¹ Centre d'Etudes et de Recherche sur les Maladies "Orphelines" Pulmonaires, Hôpital Cardiovasculaire et Pneumologique Louis Pradel, Université Claude Bernard, Hospices Civils de Lyon, ³ Service de Pneumologie, Hôpital Louis Pradel, Lyon, ⁴ Service de Pneumologie, Hôpital Arnaud de Villeneuve, Montpellier, ⁵ Service de Pneumologie, Centre Hospitalier Purpan, Toulouse, ⁶ Service de Pneumologie, Centre Hospitalier, Sartrouville, France. ² Service de Pneumologie, Cliniques Universitaires UCL de Mont-Godinne, Yvoir, Belgium

CORRESPONDENCE: J.F. Cordier, Hôpital Louis Pradel, BP Lyon-Montchat, 69394, Lyon cedex 03, France. Fax: 33 472357653. E-mail: germop@univ-lyon1.fr

Keywords: asthma, follow-up studies, idiopathic chronic eosinophilic pneumonia, steroids

Received: September 16, 2002
Accepted January 29, 2003

This study was supported by grant HCL-PHRC 93-97.005 from Ministère de l'Emploi et de la Solidarité, Paris, France.

Abstract

Since idiopathic chronic eosinophilic pneumonia (ICEP) and asthma are frequently associated, their possible reciprocal influence on clinical presentation and evolution were investigated.

The clinical and follow-up features of 53 cases of ICEP, of which 41 (77%) had asthma, were reviewed retrospectively. Asthma preceded the diagnosis of ICEP in 26 patients, was contemporaneous in eight patients, and developed 17±12 months after ICEP in seven patients.

Presentation of ICEP was similar in asthmatics and nonasthmatics with the exception of a higher level of total immunoglobulin E in the former group. Patients with asthma at the time of diagnosis of ICEP were more likely to remain free of relapse of ICEP (56 versus 23%) and had a lower number of relapses per year of follow-up (median 0 versus 0.24). Moreover, they were treated more frequently with long-term inhaled corticosteroids (88 versus 31%) at last follow-up. Asthma got worse after the diagnosis of ICEP and frequently required long-term oral corticosteroids.

To conclude, among patients with idiopathic chronic eosinophilic pneumonia, asthmatics have a lower frequency of relapse than nonasthmatics, possibly because of a higher use of inhaled corticosteroids. The occurrence of idiopathic chronic eosinophilic pneumonia in asthmatics is often associated with the development of severe asthma.

Idiopathic chronic eosinophilic pneumonia (ICEP) is a rare disorder of unknown cause characterised by subacute or chronic respiratory and general symptoms, alveolar and/or blood eosinophilia, and peripheral pulmonary infiltrates on chest imaging 1–3.

Airway eosinophilic infiltration is a hallmark of asthma 4. Moreover, mild blood eosinophilia is sometimes present in asthmatic patients, and its level correlates with indices of clinical severity of the disease 5. Interestingly, some but not all patients diagnosed with ICEP have a history of asthma 2, 3, whilst others may develop asthma after a diagnosis of ICEP has been made 3. Response of ICEP to oral corticosteroid therapy is dramatic 1–3 but long-term oral corticosteroid therapy is necessary in up to one-half of the patients because of a high rate of relapses while decreasing or after stopping corticosteroid treatment 2, 3. The need for prolonged corticosteroid therapy not only stems from relapses of ICEP but also from the development of severe asthma 3.

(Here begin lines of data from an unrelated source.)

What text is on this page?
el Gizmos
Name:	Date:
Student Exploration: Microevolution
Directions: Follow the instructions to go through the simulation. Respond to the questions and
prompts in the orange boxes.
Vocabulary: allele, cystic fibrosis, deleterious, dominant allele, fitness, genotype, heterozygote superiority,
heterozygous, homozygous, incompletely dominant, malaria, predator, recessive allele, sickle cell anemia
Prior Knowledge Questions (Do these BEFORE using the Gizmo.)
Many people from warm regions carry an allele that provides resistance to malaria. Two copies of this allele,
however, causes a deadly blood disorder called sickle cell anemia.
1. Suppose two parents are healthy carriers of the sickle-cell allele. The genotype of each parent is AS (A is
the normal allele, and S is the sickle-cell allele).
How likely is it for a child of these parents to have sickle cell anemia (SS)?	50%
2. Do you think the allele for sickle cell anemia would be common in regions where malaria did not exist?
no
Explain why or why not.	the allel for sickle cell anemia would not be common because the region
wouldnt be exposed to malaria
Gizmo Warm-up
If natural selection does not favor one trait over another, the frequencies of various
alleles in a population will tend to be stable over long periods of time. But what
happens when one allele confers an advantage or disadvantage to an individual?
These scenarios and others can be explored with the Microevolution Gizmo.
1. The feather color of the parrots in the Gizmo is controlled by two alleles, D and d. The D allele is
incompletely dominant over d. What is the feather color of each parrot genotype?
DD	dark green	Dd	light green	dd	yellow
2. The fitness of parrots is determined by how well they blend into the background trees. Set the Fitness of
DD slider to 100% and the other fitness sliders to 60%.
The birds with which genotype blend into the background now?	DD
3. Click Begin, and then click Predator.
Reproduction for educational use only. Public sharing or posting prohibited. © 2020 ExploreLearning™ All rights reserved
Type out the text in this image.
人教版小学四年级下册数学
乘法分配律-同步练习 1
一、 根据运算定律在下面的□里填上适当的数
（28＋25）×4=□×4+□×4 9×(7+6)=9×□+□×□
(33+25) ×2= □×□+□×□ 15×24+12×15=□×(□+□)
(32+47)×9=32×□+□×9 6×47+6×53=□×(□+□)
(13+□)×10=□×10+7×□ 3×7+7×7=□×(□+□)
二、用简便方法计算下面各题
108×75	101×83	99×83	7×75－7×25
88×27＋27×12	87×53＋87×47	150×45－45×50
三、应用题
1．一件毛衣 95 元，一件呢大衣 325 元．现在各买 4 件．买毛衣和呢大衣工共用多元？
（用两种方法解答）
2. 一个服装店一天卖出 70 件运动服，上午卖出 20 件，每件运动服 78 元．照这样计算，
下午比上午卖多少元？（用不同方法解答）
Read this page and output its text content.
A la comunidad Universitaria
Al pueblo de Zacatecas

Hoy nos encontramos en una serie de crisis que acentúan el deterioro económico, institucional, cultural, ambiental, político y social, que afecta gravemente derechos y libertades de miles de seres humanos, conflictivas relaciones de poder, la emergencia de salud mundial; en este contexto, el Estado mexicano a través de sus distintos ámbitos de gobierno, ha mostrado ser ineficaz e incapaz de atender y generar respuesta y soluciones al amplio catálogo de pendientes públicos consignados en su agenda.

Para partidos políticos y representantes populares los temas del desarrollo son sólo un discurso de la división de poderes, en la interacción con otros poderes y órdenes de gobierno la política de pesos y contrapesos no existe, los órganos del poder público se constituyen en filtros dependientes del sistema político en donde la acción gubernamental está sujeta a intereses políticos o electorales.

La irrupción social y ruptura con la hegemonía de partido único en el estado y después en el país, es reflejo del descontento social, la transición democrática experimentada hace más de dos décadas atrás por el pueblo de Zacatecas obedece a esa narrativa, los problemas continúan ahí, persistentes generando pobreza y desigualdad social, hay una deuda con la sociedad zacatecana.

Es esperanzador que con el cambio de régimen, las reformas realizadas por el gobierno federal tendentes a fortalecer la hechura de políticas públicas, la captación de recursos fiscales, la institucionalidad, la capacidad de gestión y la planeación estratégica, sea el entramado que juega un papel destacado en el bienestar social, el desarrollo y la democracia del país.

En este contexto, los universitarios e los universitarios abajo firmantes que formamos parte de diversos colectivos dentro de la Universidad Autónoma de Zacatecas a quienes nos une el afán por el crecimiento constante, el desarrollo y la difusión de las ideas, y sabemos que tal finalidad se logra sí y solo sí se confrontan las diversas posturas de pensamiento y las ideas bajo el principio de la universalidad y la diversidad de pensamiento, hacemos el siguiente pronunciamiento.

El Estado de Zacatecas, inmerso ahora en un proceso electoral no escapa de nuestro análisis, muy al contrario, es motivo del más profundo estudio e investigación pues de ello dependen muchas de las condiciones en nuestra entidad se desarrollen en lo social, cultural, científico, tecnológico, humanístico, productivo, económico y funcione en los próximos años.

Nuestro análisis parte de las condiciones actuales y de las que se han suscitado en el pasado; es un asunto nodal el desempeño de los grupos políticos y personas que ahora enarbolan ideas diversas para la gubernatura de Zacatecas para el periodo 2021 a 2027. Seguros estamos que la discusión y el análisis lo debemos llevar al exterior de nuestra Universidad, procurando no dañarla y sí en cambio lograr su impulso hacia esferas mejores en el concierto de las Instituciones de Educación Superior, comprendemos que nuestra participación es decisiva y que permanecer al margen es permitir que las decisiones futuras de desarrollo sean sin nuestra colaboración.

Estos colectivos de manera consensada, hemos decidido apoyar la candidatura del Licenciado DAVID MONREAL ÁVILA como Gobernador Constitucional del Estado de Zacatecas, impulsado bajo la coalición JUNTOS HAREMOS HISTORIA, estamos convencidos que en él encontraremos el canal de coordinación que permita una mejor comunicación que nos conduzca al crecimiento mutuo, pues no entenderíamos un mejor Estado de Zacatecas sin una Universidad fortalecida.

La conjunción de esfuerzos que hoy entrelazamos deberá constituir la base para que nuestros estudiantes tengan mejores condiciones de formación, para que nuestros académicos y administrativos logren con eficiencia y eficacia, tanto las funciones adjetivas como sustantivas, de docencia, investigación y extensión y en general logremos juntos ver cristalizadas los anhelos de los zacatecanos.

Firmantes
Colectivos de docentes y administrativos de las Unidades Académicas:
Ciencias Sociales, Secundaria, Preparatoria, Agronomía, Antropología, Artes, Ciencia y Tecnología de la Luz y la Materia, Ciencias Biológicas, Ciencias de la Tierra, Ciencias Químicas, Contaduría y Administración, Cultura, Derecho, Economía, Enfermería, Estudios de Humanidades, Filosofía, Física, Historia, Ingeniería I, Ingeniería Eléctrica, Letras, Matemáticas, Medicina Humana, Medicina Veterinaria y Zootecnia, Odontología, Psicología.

The present study aimed to define better the reciprocal influence of asthma and ICEP, and particularly: 1) assess whether the presence of asthma at the time of diagnosis of ICEP influenced its presentation or was associated with a less favourable outcome in terms of relapses and the need for prolonged corticosteroid therapy; and 2) better determine the severity of asthma at the time of diagnosis of ICEP and its evolution thereafter.

Methods

Recruitment of cases
This study was undertaken by the Groupe d'Etudes et de Recherche sur les Maladies "Orphelines" Pulmonaires (GERM"O"P), a French collaborative group of pulmonary physicians dedicated to the study of rare (so-called "orphan") pulmonary diseases. Founded in 1993, the GERM"O"P includes over 200 physicians and 40 university hospitals mainly in France, but also in Belgium and Switzerland, with a coordination centre based in Lyon, France. Members keep in regular contact through newsletters and an annual meeting, and thus constitute a motivated and homogenous group. A registry of orphan pulmonary diseases has been implemented as a tool for clinical research. Starting from April 1995, participating physicians were requested to report all prevalent and incident cases of selected orphan pulmonary diseases to the registry, including ICEP. Reports were nominative for patients who gave written consent and anonymous in other cases. By June 2002, 1,435 cases of orphan pulmonary diseases had been reported to the registry.

Data collection
A detailed questionnaire was sent to all physicians having reported cases of ICEP to the registry. Questionnaires were completed by reviewing the medical records. Retrieved items included past medical history, medications, clinical and biological data, bronchoalveolar lavage (BAL), imaging (radiographs with or without high-resolution computed tomography), pulmonary function tests (PFTs), treatment and outcome. Special attention was paid to the number, timing and treatment of ICEP relapses. The diagnosis of asthma and its severity were assessed according to the Global Initiative for Asthma guidelines 6. The timing of the diagnosis of asthma was also precisely reviewed. All previously published causes of eosinophilic pneumonias, such as drugs, allergic bronchopulmonary fungoses, parasitic and other infections were explicitly searched for throughout the questionnaire. A duration of symptoms of >2 weeks was required in order to distinguish ICEP from idiopathic acute eosinophilic pneumonia (IAEP) 7. Signs of organ involvement outside the respiratory system were searched for in order to exclude patients with Churg-Strauss syndrome (CSS) or the idiopathic hypereosinophilic syndrome.

Selection of cases
All four of the following criteria were required for inclusion in the present study: 1) pulmonary infiltrates predominantly affecting the periphery of the lung on chest imaging; 2) blood (1 g·L^–1) and/or alveolar (40% of BAL cell count) eosinophilia; 3) general and respiratory symptoms for >2 weeks; and 4) exclusion of known causes of eosinophilic pneumonia (especially drugs, parasitic infection, allergic bronchopulmonary funguses and CSS). Patients were excluded if they had signs of involvement of an extrarespiratory organ compatible with CSS and/or the idiopathic hypereosinophilic syndrome.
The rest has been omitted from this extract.